Ainda hoje, a maternidade está associada à mulheridade. Isso faz parte de uma construção ideal da imagem feminina, que em dado momento esteve relacionada ao cuidado, a subjugação, ao que é do âmbito doméstico. Com o passar dos séculos e com as mudanças de paradigmas se questiona se a maternidade está realmente ligada a completude do ser feminino e não apenas isto, mas também há o debate de como essa nova concepção de mulher se relaciona com a maternidade e como a segunda se encaixa nessa nova configuração do papel social feminino.

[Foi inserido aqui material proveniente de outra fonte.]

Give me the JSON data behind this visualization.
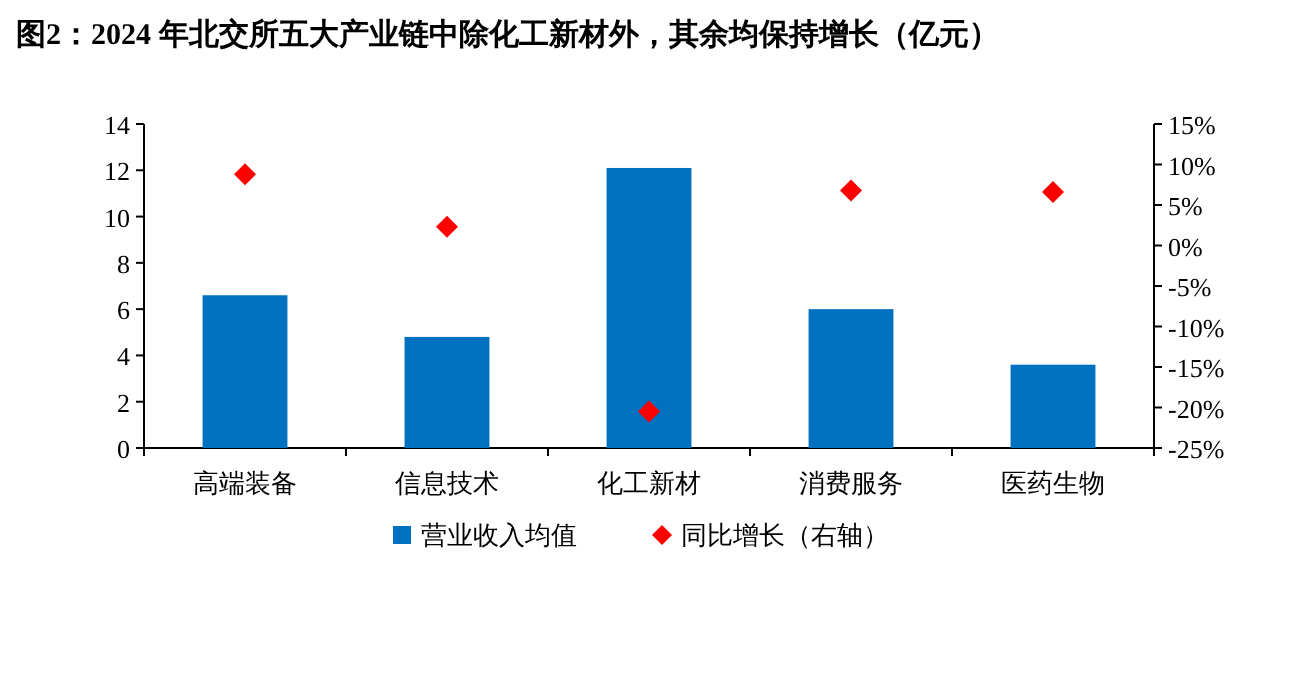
{
  "chart_data": {
    "type": "bar",
    "title": "图2：2024 年北交所五大产业链中除化工新材外，其余均保持增长（亿元）",
    "categories": [
      "高端装备",
      "信息技术",
      "化工新材",
      "消费服务",
      "医药生物"
    ],
    "series": [
      {
        "name": "营业收入均值",
        "color": "#0070c0",
        "values": [
          6.6,
          4.8,
          12.1,
          6.0,
          3.6
        ]
      },
      {
        "name": "同比增长（右轴）",
        "type": "scatter",
        "color": "#ff0000",
        "marker": "diamond",
        "axis": "y2",
        "values": [
          8.8,
          2.3,
          -20.5,
          6.8,
          6.6
        ]
      }
    ],
    "ylim": [
      0,
      14
    ],
    "yticks": [
      0,
      2,
      4,
      6,
      8,
      10,
      12,
      14
    ],
    "y2lim": [
      -25,
      15
    ],
    "y2ticks": [
      {
        "value": -25,
        "label": "-25%"
      },
      {
        "value": -20,
        "label": "-20%"
      },
      {
        "value": -15,
        "label": "-15%"
      },
      {
        "value": -10,
        "label": "-10%"
      },
      {
        "value": -5,
        "label": "-5%"
      },
      {
        "value": 0,
        "label": "0%"
      },
      {
        "value": 5,
        "label": "5%"
      },
      {
        "value": 10,
        "label": "10%"
      },
      {
        "value": 15,
        "label": "15%"
      }
    ],
    "grid": false,
    "legend": "bottom"
  }
}
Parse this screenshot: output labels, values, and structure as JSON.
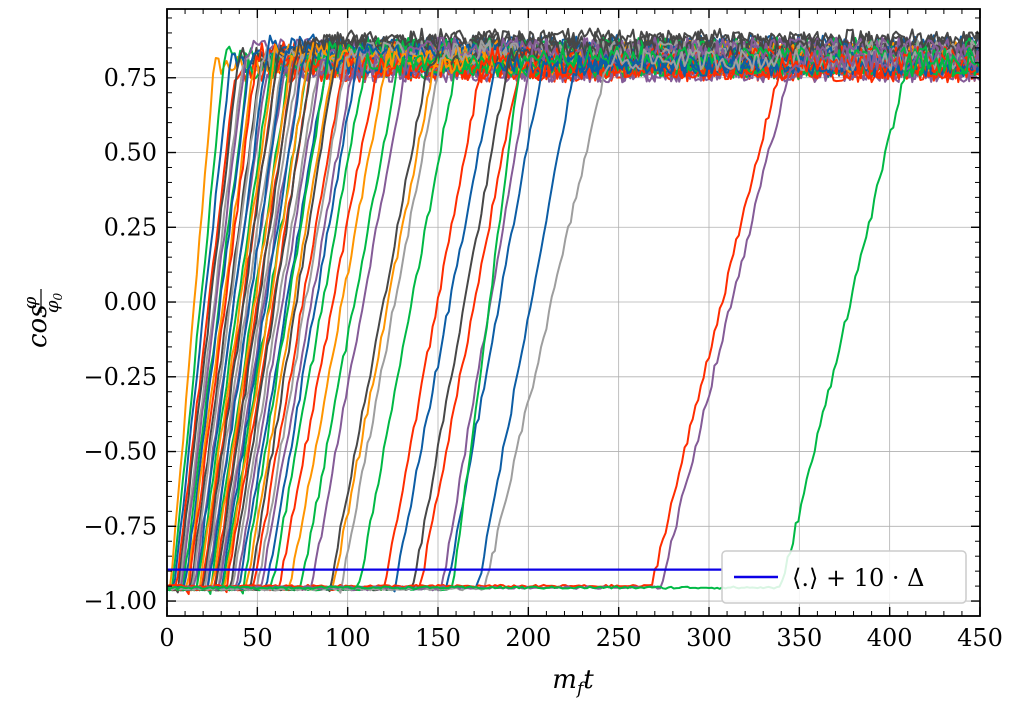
{
  "chart_data": {
    "type": "line",
    "xlabel": "m_f t",
    "xlabel_main": "m",
    "xlabel_sub": "f",
    "xlabel_tail": "t",
    "ylabel": "cos φ/φ₀",
    "ylabel_main": "cos",
    "ylabel_num": "φ",
    "ylabel_den": "φ",
    "ylabel_den_sub": "0",
    "xlim": [
      0,
      450
    ],
    "ylim": [
      -1.05,
      0.98
    ],
    "xticks": [
      0,
      50,
      100,
      150,
      200,
      250,
      300,
      350,
      400,
      450
    ],
    "xtick_labels": [
      "0",
      "50",
      "100",
      "150",
      "200",
      "250",
      "300",
      "350",
      "400",
      "450"
    ],
    "yticks": [
      -1.0,
      -0.75,
      -0.5,
      -0.25,
      0.0,
      0.25,
      0.5,
      0.75
    ],
    "ytick_labels": [
      "−1.00",
      "−0.75",
      "−0.50",
      "−0.25",
      "0.00",
      "0.25",
      "0.50",
      "0.75"
    ],
    "grid": true,
    "legend_position": "bottom-right",
    "legend_entries": [
      {
        "label": "⟨.⟩ + 10 · Δ",
        "color": "#0c00e6"
      }
    ],
    "threshold_line": {
      "y": -0.895,
      "color": "#0c00e6"
    },
    "series_colors": [
      "#0c5da5",
      "#00b945",
      "#ff2c00",
      "#ff9500",
      "#845b97",
      "#474747",
      "#9e9e9e"
    ],
    "series": [
      {
        "start": 2,
        "end": 26,
        "base": -0.96,
        "plateau": 0.79,
        "color": "#ff9500"
      },
      {
        "start": 3,
        "end": 32,
        "base": -0.955,
        "plateau": 0.82,
        "color": "#00b945"
      },
      {
        "start": 4,
        "end": 35,
        "base": -0.96,
        "plateau": 0.8,
        "color": "#0c5da5"
      },
      {
        "start": 5,
        "end": 38,
        "base": -0.955,
        "plateau": 0.77,
        "color": "#ff2c00"
      },
      {
        "start": 6,
        "end": 40,
        "base": -0.96,
        "plateau": 0.83,
        "color": "#474747"
      },
      {
        "start": 7,
        "end": 42,
        "base": -0.955,
        "plateau": 0.8,
        "color": "#9e9e9e"
      },
      {
        "start": 8,
        "end": 44,
        "base": -0.96,
        "plateau": 0.85,
        "color": "#845b97"
      },
      {
        "start": 9,
        "end": 45,
        "base": -0.955,
        "plateau": 0.78,
        "color": "#00b945"
      },
      {
        "start": 10,
        "end": 46,
        "base": -0.96,
        "plateau": 0.81,
        "color": "#0c5da5"
      },
      {
        "start": 11,
        "end": 48,
        "base": -0.955,
        "plateau": 0.79,
        "color": "#ff9500"
      },
      {
        "start": 12,
        "end": 50,
        "base": -0.96,
        "plateau": 0.84,
        "color": "#ff2c00"
      },
      {
        "start": 13,
        "end": 52,
        "base": -0.955,
        "plateau": 0.8,
        "color": "#474747"
      },
      {
        "start": 14,
        "end": 53,
        "base": -0.96,
        "plateau": 0.82,
        "color": "#9e9e9e"
      },
      {
        "start": 15,
        "end": 55,
        "base": -0.955,
        "plateau": 0.77,
        "color": "#845b97"
      },
      {
        "start": 16,
        "end": 56,
        "base": -0.96,
        "plateau": 0.86,
        "color": "#0c5da5"
      },
      {
        "start": 17,
        "end": 58,
        "base": -0.955,
        "plateau": 0.8,
        "color": "#00b945"
      },
      {
        "start": 18,
        "end": 60,
        "base": -0.96,
        "plateau": 0.83,
        "color": "#ff9500"
      },
      {
        "start": 19,
        "end": 61,
        "base": -0.955,
        "plateau": 0.79,
        "color": "#ff2c00"
      },
      {
        "start": 20,
        "end": 62,
        "base": -0.96,
        "plateau": 0.84,
        "color": "#474747"
      },
      {
        "start": 21,
        "end": 64,
        "base": -0.955,
        "plateau": 0.81,
        "color": "#9e9e9e"
      },
      {
        "start": 22,
        "end": 65,
        "base": -0.96,
        "plateau": 0.78,
        "color": "#845b97"
      },
      {
        "start": 23,
        "end": 66,
        "base": -0.955,
        "plateau": 0.85,
        "color": "#0c5da5"
      },
      {
        "start": 24,
        "end": 68,
        "base": -0.96,
        "plateau": 0.8,
        "color": "#00b945"
      },
      {
        "start": 25,
        "end": 69,
        "base": -0.955,
        "plateau": 0.82,
        "color": "#ff9500"
      },
      {
        "start": 26,
        "end": 70,
        "base": -0.96,
        "plateau": 0.79,
        "color": "#ff2c00"
      },
      {
        "start": 27,
        "end": 72,
        "base": -0.955,
        "plateau": 0.86,
        "color": "#474747"
      },
      {
        "start": 28,
        "end": 73,
        "base": -0.96,
        "plateau": 0.81,
        "color": "#9e9e9e"
      },
      {
        "start": 29,
        "end": 74,
        "base": -0.955,
        "plateau": 0.77,
        "color": "#845b97"
      },
      {
        "start": 30,
        "end": 76,
        "base": -0.96,
        "plateau": 0.83,
        "color": "#0c5da5"
      },
      {
        "start": 31,
        "end": 78,
        "base": -0.955,
        "plateau": 0.8,
        "color": "#00b945"
      },
      {
        "start": 32,
        "end": 79,
        "base": -0.96,
        "plateau": 0.84,
        "color": "#ff9500"
      },
      {
        "start": 33,
        "end": 80,
        "base": -0.955,
        "plateau": 0.78,
        "color": "#ff2c00"
      },
      {
        "start": 35,
        "end": 82,
        "base": -0.96,
        "plateau": 0.87,
        "color": "#474747"
      },
      {
        "start": 36,
        "end": 84,
        "base": -0.955,
        "plateau": 0.8,
        "color": "#9e9e9e"
      },
      {
        "start": 38,
        "end": 86,
        "base": -0.96,
        "plateau": 0.82,
        "color": "#845b97"
      },
      {
        "start": 40,
        "end": 88,
        "base": -0.955,
        "plateau": 0.79,
        "color": "#0c5da5"
      },
      {
        "start": 42,
        "end": 90,
        "base": -0.96,
        "plateau": 0.85,
        "color": "#00b945"
      },
      {
        "start": 44,
        "end": 92,
        "base": -0.955,
        "plateau": 0.81,
        "color": "#ff9500"
      },
      {
        "start": 46,
        "end": 95,
        "base": -0.96,
        "plateau": 0.88,
        "color": "#474747"
      },
      {
        "start": 48,
        "end": 98,
        "base": -0.955,
        "plateau": 0.8,
        "color": "#ff2c00"
      },
      {
        "start": 50,
        "end": 100,
        "base": -0.96,
        "plateau": 0.84,
        "color": "#9e9e9e"
      },
      {
        "start": 52,
        "end": 103,
        "base": -0.955,
        "plateau": 0.79,
        "color": "#845b97"
      },
      {
        "start": 55,
        "end": 106,
        "base": -0.96,
        "plateau": 0.83,
        "color": "#0c5da5"
      },
      {
        "start": 58,
        "end": 110,
        "base": -0.955,
        "plateau": 0.8,
        "color": "#00b945"
      },
      {
        "start": 62,
        "end": 116,
        "base": -0.96,
        "plateau": 0.78,
        "color": "#ff2c00"
      },
      {
        "start": 68,
        "end": 122,
        "base": -0.955,
        "plateau": 0.82,
        "color": "#ff9500"
      },
      {
        "start": 74,
        "end": 128,
        "base": -0.96,
        "plateau": 0.79,
        "color": "#00b945"
      },
      {
        "start": 80,
        "end": 134,
        "base": -0.955,
        "plateau": 0.85,
        "color": "#845b97"
      },
      {
        "start": 90,
        "end": 145,
        "base": -0.96,
        "plateau": 0.81,
        "color": "#474747"
      },
      {
        "start": 92,
        "end": 148,
        "base": -0.955,
        "plateau": 0.8,
        "color": "#ff9500"
      },
      {
        "start": 96,
        "end": 152,
        "base": -0.96,
        "plateau": 0.83,
        "color": "#9e9e9e"
      },
      {
        "start": 106,
        "end": 160,
        "base": -0.955,
        "plateau": 0.79,
        "color": "#00b945"
      },
      {
        "start": 120,
        "end": 175,
        "base": -0.96,
        "plateau": 0.82,
        "color": "#ff2c00"
      },
      {
        "start": 126,
        "end": 182,
        "base": -0.955,
        "plateau": 0.8,
        "color": "#0c5da5"
      },
      {
        "start": 136,
        "end": 190,
        "base": -0.96,
        "plateau": 0.84,
        "color": "#474747"
      },
      {
        "start": 140,
        "end": 195,
        "base": -0.955,
        "plateau": 0.78,
        "color": "#ff2c00"
      },
      {
        "start": 152,
        "end": 202,
        "base": -0.96,
        "plateau": 0.83,
        "color": "#845b97"
      },
      {
        "start": 155,
        "end": 208,
        "base": -0.955,
        "plateau": 0.8,
        "color": "#0c5da5"
      },
      {
        "start": 158,
        "end": 196,
        "base": -0.96,
        "plateau": 0.82,
        "color": "#00b945"
      },
      {
        "start": 172,
        "end": 226,
        "base": -0.955,
        "plateau": 0.79,
        "color": "#0c5da5"
      },
      {
        "start": 176,
        "end": 244,
        "base": -0.96,
        "plateau": 0.81,
        "color": "#9e9e9e"
      },
      {
        "start": 268,
        "end": 340,
        "base": -0.95,
        "plateau": 0.8,
        "color": "#ff2c00"
      },
      {
        "start": 273,
        "end": 346,
        "base": -0.955,
        "plateau": 0.81,
        "color": "#845b97"
      },
      {
        "start": 340,
        "end": 410,
        "base": -0.955,
        "plateau": 0.8,
        "color": "#00b945"
      }
    ]
  }
}
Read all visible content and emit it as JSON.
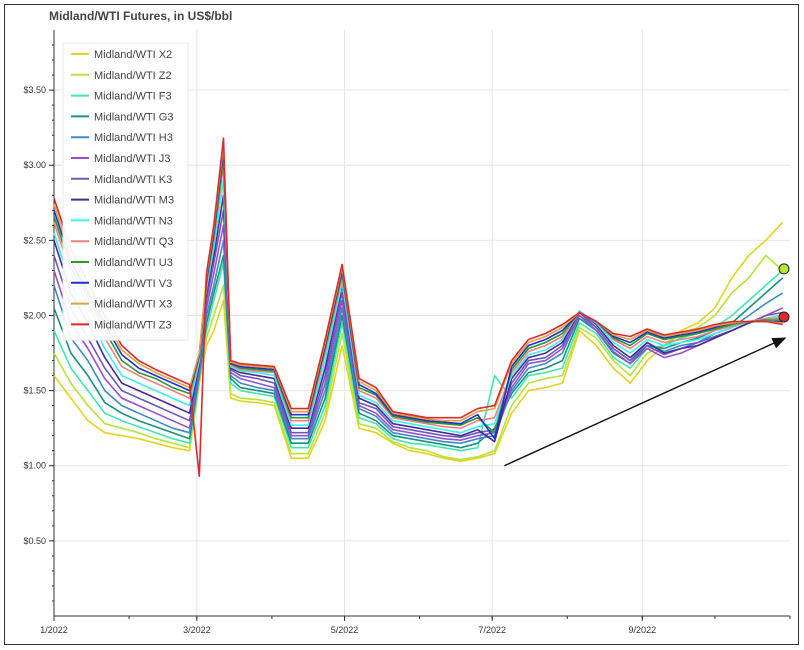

Desde o começo do século XX, com a disseminação de ideias feministas, a maternidade entra como pauta de questionamento, pois existe a procura pela definição do que é ser uma mulher, que basicamente estava ligado à ter um útero e a discussão sobre mulher como um sujeito toma força. Desta maneira, a luta pela livre escolha da maternidade, independente de ter útero, ou seja, de ser uma mulher é apresentada.

A maternidade é um tema central no que diz respeito às mulheres, seja em relação à sua biologia, seja ao seu existir enquanto sujeito e em todos os âmbitos da vida social, independente de já serem ou não, de desejarem ou não tornar-se mãe.

REFERÊNCIAS BIBLIOGRÁFICAS:
¹ Poder Feminino e Poder Materno: Reflexões sobre a construção da identidade feminina e da maternidade. – Thassia Souza Emidio e Francisco Hashimoto.
Disponível em:<http://revistas.unoeste.br/revistas/ojs/index.php/ch/article/viewFile/289/586>
A maternidade e o feminismo: diálogo com as ciências sociais – SCAVOLI, Lucila
Disponível em:
<http://www.scielo.br/scielo.php?script=sci_arttext&pid=S0104-83332001000100008>
Douglas, Mary. “Pureza e Perigo: Ensaios sobre as noções de poluição e tabu.” São Paulo, Perspectiva, 1976.
Turner, Victor. “Liminaridade e Communitas”, O Processo Ritual. Estrutura e Anti-Estrutura, Petrópolis, Vozes, 1974.
Strathern, Marilyn. “Necessidades de pais, necessidades de mães.” Estudos feministas, 303, 1995.